The BxBFFT is an amazing high-speed streaming Fast Fourier Transform, with full support for the Altera Stratix10 FPGA family. In the Stratix10 the BxBFFT has all the advantages specified on the main BxBFFT page, plus additional advantages specific to the Stratix10 that are documented here.
The BxBFFT's advantages are highlighted below in a series of plots. These plots show important FFT statistics as a function of FFT size and Complex Points Per Clock (PPC), where PPC is a measure of the FFT's speed -- the number of input samples processed in parallel on every clock. PPC is sometimes also called the SuperSample Rate (SSR).
The BxBFFT doesn't always do the best in every category for every FFT size and PPC, but it consistently does well and is often at the top. Between that and the large number of supported features, the BxBFFT is an option to be highly considered.
On these plots, all FFTs are run with parameters matched as closely as possible, which means their features are reduced to those that most FFTs support. This means 18-bit operation, and fully natural data order in/out.
Note that the Astron and CAStron FFTs only support output data in a partially natural order. This was deemed to be close enough to fully natural order for comparison.
The Altera Parallel FFT only supports bit-reversed output. Although Altera does have bit-reverse IP, it does not support PPC greater than PPC=1. Thus to compare the Altera Parallel FFT on an equal footing, the bit-reverse implementation from the BxBFFT was added to it to produce fully natural order output.
Some FFTs do not support certain values for FFT size and PPC, and the corresponding points on those FFT's plots are missing.
It is not uncommon for an FPGA design to approach either power limits or resource limits. Even when this is not true of a baseline design, it often becomes true because of the introduction of new product features. Power consumption of an FFT can thus make or break a design, or allow or disallow product upgrades. Power consumption also affects product life and reliability, as high consumption puts extra stress on the power supply, and high temperatures and large temperature swings increase the rate of component degradation. High-speed FFTs require intensive processing, and thus may use a large percentage of the total power consumption of a design. Thus power reduction in the FFT can be of particularly high importance.
Below are results from Altera Quartus synthesis for power consumption of the BxBFFT vs several other FFTs in Agilex7. It shows that the BxBFFT is one of the best for power consumption.
FPGA resources are another common design limitation. Designs that use fewer resources have more margin for initial implementation and for future upgrades. For the same design, they can use fewer FPGAs of smaller size and be cheaper to manufacture. They also often achieve higher clock speeds because resources do not become tightly constrained.
Resources can be tricky to compare, since an FFT's ALM usage can often be lowered by increasing M20K memory or increasing DSPs, and vice-versa. These graphs show that the BxBFFT is among the best FFTs in resource usage, when considering these tradeoffs.

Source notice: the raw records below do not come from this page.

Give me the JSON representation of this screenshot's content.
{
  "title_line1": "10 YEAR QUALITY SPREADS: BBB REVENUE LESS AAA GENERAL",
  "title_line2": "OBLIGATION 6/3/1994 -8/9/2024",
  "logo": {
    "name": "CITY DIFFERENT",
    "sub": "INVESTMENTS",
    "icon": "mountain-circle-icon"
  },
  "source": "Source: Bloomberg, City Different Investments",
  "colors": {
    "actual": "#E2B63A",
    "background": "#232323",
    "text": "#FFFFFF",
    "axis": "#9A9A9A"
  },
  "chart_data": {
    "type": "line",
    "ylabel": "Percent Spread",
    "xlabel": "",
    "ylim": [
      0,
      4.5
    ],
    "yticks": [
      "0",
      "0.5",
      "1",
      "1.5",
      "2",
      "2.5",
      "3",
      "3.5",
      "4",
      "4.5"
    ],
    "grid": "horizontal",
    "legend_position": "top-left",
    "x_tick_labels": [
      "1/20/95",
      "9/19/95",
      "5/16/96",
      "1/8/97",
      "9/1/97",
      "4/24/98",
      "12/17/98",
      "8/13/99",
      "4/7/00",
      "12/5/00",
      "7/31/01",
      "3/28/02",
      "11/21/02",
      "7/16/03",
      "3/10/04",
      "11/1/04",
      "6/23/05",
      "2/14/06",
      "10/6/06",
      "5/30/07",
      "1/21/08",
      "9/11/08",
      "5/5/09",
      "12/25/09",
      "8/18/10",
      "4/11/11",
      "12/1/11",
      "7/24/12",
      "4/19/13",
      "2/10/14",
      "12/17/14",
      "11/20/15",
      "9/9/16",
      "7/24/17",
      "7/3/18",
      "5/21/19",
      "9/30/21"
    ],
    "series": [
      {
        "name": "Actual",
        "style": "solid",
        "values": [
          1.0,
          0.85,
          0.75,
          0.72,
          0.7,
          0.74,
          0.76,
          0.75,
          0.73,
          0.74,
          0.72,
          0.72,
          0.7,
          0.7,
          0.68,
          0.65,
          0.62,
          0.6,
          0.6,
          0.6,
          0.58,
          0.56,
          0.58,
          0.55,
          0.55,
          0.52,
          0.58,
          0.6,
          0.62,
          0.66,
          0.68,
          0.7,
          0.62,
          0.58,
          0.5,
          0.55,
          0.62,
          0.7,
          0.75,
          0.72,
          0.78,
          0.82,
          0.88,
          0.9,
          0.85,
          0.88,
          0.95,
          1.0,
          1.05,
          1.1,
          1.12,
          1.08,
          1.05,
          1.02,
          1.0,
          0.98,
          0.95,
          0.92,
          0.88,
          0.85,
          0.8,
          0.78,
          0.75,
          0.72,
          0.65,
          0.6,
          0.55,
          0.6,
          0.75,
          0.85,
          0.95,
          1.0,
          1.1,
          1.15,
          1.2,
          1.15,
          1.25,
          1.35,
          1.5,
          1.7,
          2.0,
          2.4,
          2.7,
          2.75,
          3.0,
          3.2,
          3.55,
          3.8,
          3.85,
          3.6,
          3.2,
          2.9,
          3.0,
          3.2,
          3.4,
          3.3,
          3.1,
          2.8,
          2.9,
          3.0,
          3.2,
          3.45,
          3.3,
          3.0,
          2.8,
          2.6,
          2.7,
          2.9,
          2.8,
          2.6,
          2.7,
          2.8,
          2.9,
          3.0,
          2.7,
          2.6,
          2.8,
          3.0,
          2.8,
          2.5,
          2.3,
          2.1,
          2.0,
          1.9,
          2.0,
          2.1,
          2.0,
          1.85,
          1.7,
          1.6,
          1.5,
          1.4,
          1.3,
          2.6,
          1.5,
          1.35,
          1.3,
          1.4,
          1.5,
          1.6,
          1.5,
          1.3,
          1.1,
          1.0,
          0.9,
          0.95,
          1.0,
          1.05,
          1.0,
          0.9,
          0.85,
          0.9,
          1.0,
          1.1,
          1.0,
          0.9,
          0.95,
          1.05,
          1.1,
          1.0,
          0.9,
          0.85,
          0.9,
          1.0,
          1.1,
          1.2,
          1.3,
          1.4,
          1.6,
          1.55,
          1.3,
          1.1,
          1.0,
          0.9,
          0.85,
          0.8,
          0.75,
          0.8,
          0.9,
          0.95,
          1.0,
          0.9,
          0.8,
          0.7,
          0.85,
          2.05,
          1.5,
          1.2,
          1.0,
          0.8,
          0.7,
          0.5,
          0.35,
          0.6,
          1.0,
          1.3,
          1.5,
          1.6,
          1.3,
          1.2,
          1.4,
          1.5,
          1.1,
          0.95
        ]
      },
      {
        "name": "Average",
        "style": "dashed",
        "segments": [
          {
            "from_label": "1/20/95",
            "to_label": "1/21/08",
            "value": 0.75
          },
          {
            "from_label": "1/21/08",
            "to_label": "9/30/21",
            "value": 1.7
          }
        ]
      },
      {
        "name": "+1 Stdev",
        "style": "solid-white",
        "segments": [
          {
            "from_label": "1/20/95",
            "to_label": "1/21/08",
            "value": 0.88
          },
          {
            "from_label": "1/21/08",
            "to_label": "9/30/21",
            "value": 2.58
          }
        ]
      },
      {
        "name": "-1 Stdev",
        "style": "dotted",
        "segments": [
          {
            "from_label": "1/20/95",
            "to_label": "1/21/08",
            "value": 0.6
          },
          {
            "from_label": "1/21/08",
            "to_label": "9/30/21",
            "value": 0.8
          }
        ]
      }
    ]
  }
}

Sometimes designs need to meet strict real-time requirements, either in throughput or in latency. Both of these improve when an FFT runs faster. A faster FFT can be achieved with a higher achieved FPGA clock rate (Fmax) or with increased PPC. Throughput is Fmax * PPC.
Limitations in Fmax occur in two forms -- (1) Setup-limited Fmax, limited by setup times in the FPGA fabric, and (2) Restricted Fmax, constrained also by internal speed limits of DSPs and M20Ks.
Setup-Limited Fmax is significant because setup times become worse as resources become more highly utilized. Thus it indicates how much margin the design has to meet timing as FPGA utilization increases. Having more margin doesn't just mean success or failure; better margins also make it easier to achieve timing closure, which translates to reduced engineering time and effort.
Restricted Fmax is significant because it is the maximum frequency that the design can run. If Restricted Fmax is less than Setup-Limited Fmax, that indicates the design is constrained by DSP or M20K internals. These internal constraints depend on DSP and M20K configuration. Some FFTs achieve higher values than others by using the DSPs and/or M20Ks in a more favorable configuration.
The BxBFFT has been carefully optimized to achieve the highest Fmax with the greatest timing margins, as the plots show. For the Stratix10, Restricted Fmax and Setup-limited Fmax are almost identical. This is not the case for the Altera Agilex7 and Arria10.
These results illustrate how the BxBFFT is one of the top high-speed FFTs in Altera Stratix10 FPGAs. It is among the top in power and resource usage. It attains the highest speeds. It is unmatched in supported features and support. It is also cross-platform, supporting both Altera and Xilinx FPGAs, with a path into ASICs.